Das duas situações de sua implementação, quais sejam o inciso I “para atender a despesas extraordinárias, decorrentes de calamidade pública, de guerra externa ou sua iminência;” e inciso II “no caso de investimento público de caráter urgente e de relevante interesse nacional, observado o disposto no Art. 150, III, (b).” do art. 148 da CF, temos que ao primeiro não se aplica o princípio da anterioridade, só sendo este aplicável ao segundo. Parta da doutrina entende pela incoerência de tal limitação, conforme sustenta Luiz Felipe S. Difini, pelo caráter urgente do investimento público: “Melhor reconhecer a evidente impropriedade e contradição da norma: o que é urgente não pode esperar o próximo exercício” (DIFINI, 2008, p. 66).

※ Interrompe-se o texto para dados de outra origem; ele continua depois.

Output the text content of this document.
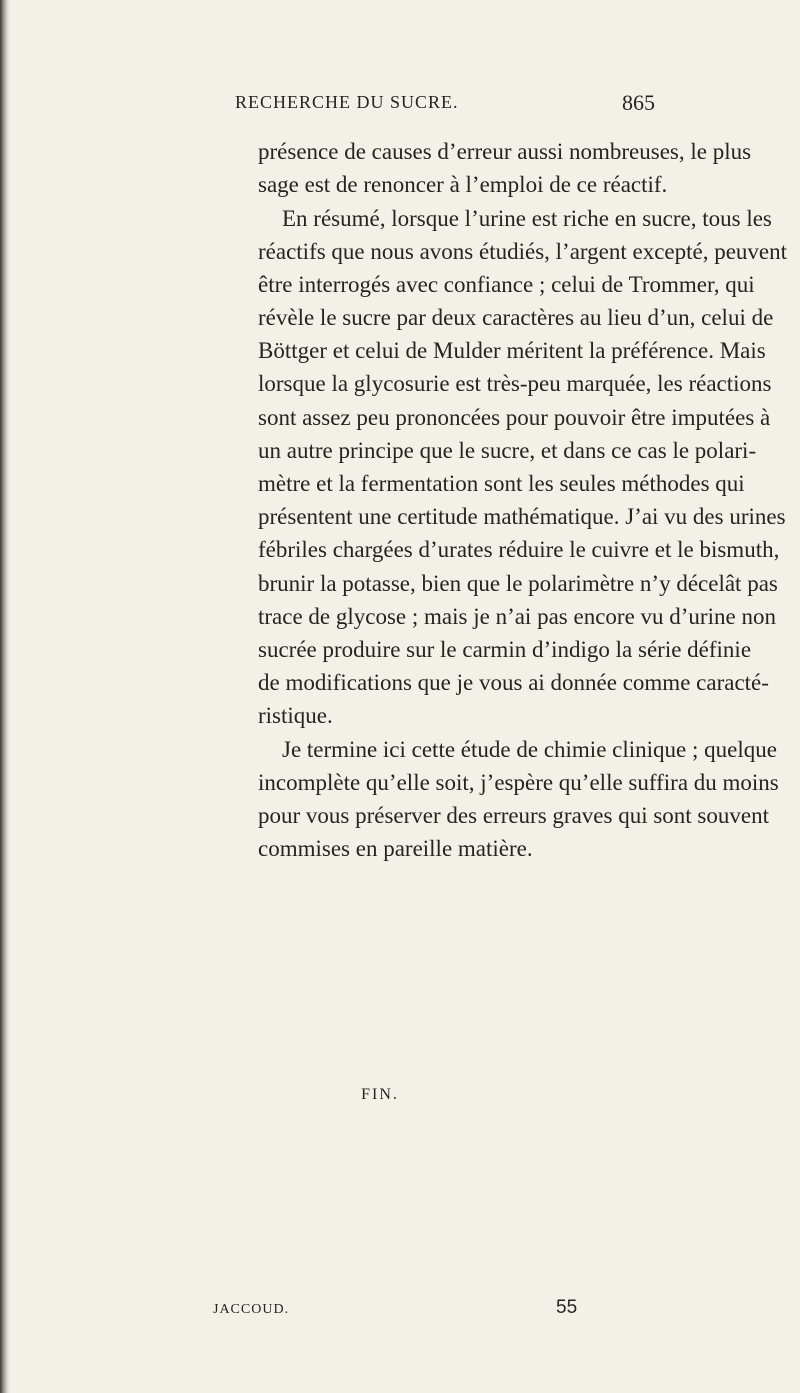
RECHERCHE DU SUCRE.	865
présence de causes d’erreur aussi nombreuses, le plus
sage est de renoncer à l’emploi de ce réactif.
En résumé, lorsque l’urine est riche en sucre, tous les
réactifs que nous avons étudiés, l’argent excepté, peuvent
être interrogés avec confiance ; celui de Trommer, qui
révèle le sucre par deux caractères au lieu d’un, celui de
Böttger et celui de Mulder méritent la préférence. Mais
lorsque la glycosurie est très-peu marquée, les réactions
sont assez peu prononcées pour pouvoir être imputées à
un autre principe que le sucre, et dans ce cas le polari-
mètre et la fermentation sont les seules méthodes qui
présentent une certitude mathématique. J’ai vu des urines
fébriles chargées d’urates réduire le cuivre et le bismuth,
brunir la potasse, bien que le polarimètre n’y décelât pas
trace de glycose ; mais je n’ai pas encore vu d’urine non
sucrée produire sur le carmin d’indigo la série définie
de modifications que je vous ai donnée comme caracté-
ristique.
Je termine ici cette étude de chimie clinique ; quelque
incomplète qu’elle soit, j’espère qu’elle suffira du moins
pour vous préserver des erreurs graves qui sont souvent
commises en pareille matière.
FIN.
JACCOUD.	55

Entretanto autores como Hugo de Brito Machado e Paulo de Barros Carvalho possuem entendimento diverso:

Parece incoerente que, em se tratando de investimento público de caráter urgente, tenha de ser observado o princípio da anterioridade. Não há, todavia, tal incoerência. O investimento público de relevante interesse nacional pode exigir recursos a que somente em vários anos seria possível atender com os tributos existentes. Por isso, é possível a instituição de um empréstimo compulsório que funcionará como simples antecipação de arrecadação. (MACHADO, 2010, p. 72)

 

Pode parecer um contra-sentido aludir-se à urgência ou à relevância do interesse nacional e, concomitantemente, amarrar-se ao expediente a um termo inicial de eficácia. Todavia, a experiência brasileira, pródiga em abusos nesse delicado campo da esquematização jurídico-social, bem recomenda a cautela imposta. (CARVALHO, 2005, p. 32)

Segundo o art. 15 do CTN a lei que instituir o empréstimo compulsório deverá fixar o prazo e as condições para o seu resgate.

São esses os requisitos para a instituição do Empréstimo Compulsório no ordenamento vigente.

 

REFERÊNCIA

 

BASTOS, Celso Ribeiro. Dicionário de Direito Constitucional. São Paulo: Saraiva, 1994.

CARVALHO, Paulo de Barros. Curso de Direito Tributário. 17. ed. São Paulo: Saraiva, 2005.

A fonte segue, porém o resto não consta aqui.